Rame is tucked away in the far south-east of Cornwall. Sometimes dubbed Cornwall’s forgotten corner, the district is possibly one of the least familiar in Cornwall to most residents, even those who might pride themselves on their knowledge of Cornwall. Despite its proximity to the busy city of Plymouth across the Tamar estuary, Rame has an air of remoteness. These two factors -nearness to Plymouth but also remoteness – enabled Cawsand Bay to become one of Cornwall’s most notorious haunts of smuggling in the late eighteenth and early nineteenth centuries.
Its smuggling days long gone (in the main), the parish of Rame is now combined with its neighbour Maker. But this didn’t happen until 1941. In Victorian days it was a separate parish, populated mainly by the families of mariners and fishermen, farmers and labourers, dockyard workers and Navy men, both active and retired. Its main population centre was the village of Cawsand, found next door to Kingsand, which was in the parish of Maker.

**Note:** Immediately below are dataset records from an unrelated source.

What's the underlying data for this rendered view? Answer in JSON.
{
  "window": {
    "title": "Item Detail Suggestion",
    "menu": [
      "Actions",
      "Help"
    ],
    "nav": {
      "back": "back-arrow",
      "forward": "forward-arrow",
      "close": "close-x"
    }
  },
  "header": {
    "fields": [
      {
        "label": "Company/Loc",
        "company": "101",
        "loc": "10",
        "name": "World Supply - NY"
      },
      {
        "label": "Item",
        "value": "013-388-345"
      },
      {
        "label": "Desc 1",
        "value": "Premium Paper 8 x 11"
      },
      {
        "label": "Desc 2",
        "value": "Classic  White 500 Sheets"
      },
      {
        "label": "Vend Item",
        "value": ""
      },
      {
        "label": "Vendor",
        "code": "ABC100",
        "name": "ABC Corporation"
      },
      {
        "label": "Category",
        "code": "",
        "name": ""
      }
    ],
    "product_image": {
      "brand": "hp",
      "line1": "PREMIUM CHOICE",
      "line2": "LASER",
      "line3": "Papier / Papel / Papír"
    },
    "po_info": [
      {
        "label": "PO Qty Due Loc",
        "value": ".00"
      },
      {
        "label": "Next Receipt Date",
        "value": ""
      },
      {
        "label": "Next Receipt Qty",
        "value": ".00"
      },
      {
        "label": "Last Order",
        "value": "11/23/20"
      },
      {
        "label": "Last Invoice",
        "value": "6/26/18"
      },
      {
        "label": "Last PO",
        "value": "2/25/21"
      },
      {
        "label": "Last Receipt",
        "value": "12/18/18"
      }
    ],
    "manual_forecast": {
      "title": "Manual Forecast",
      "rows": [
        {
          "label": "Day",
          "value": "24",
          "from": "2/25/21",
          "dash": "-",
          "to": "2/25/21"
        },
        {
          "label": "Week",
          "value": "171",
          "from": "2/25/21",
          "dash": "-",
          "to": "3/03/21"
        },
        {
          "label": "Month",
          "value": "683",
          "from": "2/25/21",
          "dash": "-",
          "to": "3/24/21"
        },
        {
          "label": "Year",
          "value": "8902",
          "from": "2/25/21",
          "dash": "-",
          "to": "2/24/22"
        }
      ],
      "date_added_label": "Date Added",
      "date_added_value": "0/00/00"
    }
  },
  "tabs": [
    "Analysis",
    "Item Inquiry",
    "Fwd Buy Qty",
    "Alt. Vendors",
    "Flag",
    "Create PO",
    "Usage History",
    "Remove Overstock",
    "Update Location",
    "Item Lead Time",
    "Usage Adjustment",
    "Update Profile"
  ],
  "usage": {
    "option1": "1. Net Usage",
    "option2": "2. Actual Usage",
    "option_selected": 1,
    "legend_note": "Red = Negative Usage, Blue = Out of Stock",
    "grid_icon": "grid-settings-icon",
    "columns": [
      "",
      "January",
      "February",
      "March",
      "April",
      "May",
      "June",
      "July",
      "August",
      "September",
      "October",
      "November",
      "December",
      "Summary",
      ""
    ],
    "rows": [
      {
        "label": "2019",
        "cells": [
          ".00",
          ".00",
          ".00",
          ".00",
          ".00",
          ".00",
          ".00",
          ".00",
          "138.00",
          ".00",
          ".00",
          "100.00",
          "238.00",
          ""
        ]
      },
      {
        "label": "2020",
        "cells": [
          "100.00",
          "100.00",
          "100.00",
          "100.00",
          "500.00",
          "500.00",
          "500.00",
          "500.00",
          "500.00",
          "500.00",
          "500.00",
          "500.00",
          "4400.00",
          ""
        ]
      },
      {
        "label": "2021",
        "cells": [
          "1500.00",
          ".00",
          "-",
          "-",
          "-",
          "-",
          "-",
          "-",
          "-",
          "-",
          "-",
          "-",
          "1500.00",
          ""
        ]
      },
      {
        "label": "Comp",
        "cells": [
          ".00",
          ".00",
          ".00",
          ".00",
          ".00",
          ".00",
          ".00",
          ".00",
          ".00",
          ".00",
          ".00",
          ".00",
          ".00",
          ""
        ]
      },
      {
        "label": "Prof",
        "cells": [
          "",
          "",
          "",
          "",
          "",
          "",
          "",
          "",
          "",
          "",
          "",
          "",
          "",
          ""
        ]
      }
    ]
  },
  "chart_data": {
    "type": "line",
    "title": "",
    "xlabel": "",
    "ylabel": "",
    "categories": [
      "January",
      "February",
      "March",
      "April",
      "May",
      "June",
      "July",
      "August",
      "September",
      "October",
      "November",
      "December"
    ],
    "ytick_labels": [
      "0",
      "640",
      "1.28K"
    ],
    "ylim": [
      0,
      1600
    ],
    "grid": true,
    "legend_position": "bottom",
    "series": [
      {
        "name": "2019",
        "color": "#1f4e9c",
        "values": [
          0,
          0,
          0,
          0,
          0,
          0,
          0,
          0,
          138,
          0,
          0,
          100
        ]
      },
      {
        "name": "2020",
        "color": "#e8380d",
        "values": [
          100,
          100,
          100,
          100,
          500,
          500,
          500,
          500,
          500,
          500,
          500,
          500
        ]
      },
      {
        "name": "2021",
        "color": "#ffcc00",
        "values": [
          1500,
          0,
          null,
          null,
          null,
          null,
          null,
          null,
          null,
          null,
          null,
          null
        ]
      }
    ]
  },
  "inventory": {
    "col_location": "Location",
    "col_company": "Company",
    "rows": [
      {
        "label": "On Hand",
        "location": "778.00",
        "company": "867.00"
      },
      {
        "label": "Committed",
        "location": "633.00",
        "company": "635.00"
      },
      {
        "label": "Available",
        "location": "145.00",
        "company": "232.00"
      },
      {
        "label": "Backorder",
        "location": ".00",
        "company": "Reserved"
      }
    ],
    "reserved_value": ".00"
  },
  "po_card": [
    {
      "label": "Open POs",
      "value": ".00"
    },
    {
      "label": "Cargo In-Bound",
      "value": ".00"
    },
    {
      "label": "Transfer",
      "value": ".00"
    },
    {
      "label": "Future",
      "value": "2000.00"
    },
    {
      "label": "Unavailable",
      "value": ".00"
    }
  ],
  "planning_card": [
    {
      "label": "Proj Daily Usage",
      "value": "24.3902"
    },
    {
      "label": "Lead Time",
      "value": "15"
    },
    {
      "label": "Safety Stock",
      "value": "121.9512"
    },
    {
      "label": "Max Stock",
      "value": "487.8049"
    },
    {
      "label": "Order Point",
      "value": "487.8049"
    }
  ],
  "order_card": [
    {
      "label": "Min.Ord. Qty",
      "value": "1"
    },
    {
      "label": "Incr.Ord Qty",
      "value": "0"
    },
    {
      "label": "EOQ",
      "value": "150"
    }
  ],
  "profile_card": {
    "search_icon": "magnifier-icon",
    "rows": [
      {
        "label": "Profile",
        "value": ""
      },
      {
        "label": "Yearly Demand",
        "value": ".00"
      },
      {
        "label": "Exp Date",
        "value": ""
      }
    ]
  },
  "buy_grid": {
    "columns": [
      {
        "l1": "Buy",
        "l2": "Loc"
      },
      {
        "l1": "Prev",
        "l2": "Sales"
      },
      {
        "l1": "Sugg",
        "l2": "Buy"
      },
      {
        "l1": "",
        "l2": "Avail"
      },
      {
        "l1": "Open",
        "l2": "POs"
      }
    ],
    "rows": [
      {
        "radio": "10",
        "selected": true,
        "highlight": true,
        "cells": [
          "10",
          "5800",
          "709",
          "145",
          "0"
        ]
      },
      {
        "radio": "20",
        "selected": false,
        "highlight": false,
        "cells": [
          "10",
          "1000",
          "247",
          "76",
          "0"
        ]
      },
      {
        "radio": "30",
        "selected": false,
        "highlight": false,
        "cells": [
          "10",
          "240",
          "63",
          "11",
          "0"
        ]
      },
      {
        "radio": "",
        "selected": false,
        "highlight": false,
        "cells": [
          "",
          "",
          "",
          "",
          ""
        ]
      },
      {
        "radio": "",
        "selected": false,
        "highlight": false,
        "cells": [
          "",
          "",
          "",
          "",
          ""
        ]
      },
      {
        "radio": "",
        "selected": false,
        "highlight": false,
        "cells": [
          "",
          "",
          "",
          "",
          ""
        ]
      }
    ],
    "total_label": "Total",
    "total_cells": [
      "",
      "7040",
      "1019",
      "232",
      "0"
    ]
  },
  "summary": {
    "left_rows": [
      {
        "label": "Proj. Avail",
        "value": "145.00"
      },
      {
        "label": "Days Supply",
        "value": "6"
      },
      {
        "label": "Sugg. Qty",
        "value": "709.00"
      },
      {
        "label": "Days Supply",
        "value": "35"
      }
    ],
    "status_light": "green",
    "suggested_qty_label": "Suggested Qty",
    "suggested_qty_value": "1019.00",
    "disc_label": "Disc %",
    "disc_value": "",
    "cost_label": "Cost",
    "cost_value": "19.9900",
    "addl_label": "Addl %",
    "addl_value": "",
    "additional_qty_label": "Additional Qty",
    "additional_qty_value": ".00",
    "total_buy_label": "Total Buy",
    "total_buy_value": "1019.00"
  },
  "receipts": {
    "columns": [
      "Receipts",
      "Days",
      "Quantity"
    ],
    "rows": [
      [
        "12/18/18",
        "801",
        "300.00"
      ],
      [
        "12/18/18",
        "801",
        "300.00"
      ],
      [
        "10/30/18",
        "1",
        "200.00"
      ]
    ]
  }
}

In Cawsand’s Garret Street overlooking the bay we find Elizabeth White, daughter of a Royal Navy seaman who was in 1861 away at sea. By 1871 he had retired and was living at home, where Elizabeth remained, presumably helping her mother with domestic chores. In 1872 she married Frederick Rayner, although the marriage only lasted a few years as Frederick soon died. However, it was long enough to leave Elizabeth with two sons and in 1881 they were all living with her mother in Garret Street. In 1891 Elizabeth is missing but by the Edwardian years she was back in Garret Street, on her own and living on her own means. She died in 1917 in the same street in which she had grown up.
Near Elizabeth White in Garret Street was George Dinsmore, whose life-course provides a stark contrast to that of Elizabeth. George had been born at Folkestone in Kent in 1851, where his father William was a carpenter. By 1861 William was a clerk of works with the Royal Engineers. The family was well enough off for George to be dispatched to Glasgow University where he qualified as a surgeon. In the early 1880s he was practicing at Coundon, a coal mining village in County Durham, before marrying Jane from Paisley in Scotland. The couple moved back across the border to Coldstream in Berwickshire where he established a general practice. He died there in 1901.
One thought on “Rame: a forgotten corner of Cornwall?”
It is interesting to see, I think, the young versions of the large evergreen trees on the crest of the hill in the early photograph, which have now assumed quite some stature in the recent photograph. Regarding the earlier photograph, rather a delightful example of (strenuous) attempts by the locals to disport themselves at leisure.
When you say Elizabeth was living on her own means, what does that mean (what a flexible word!)? Wouldn’t almost all women living alone have had to work, even if they did not admit it on the census (taking in washing, selling fish from a basket, etc.). There was no official system back them to enable people to draw housing benefit or an energy price cap.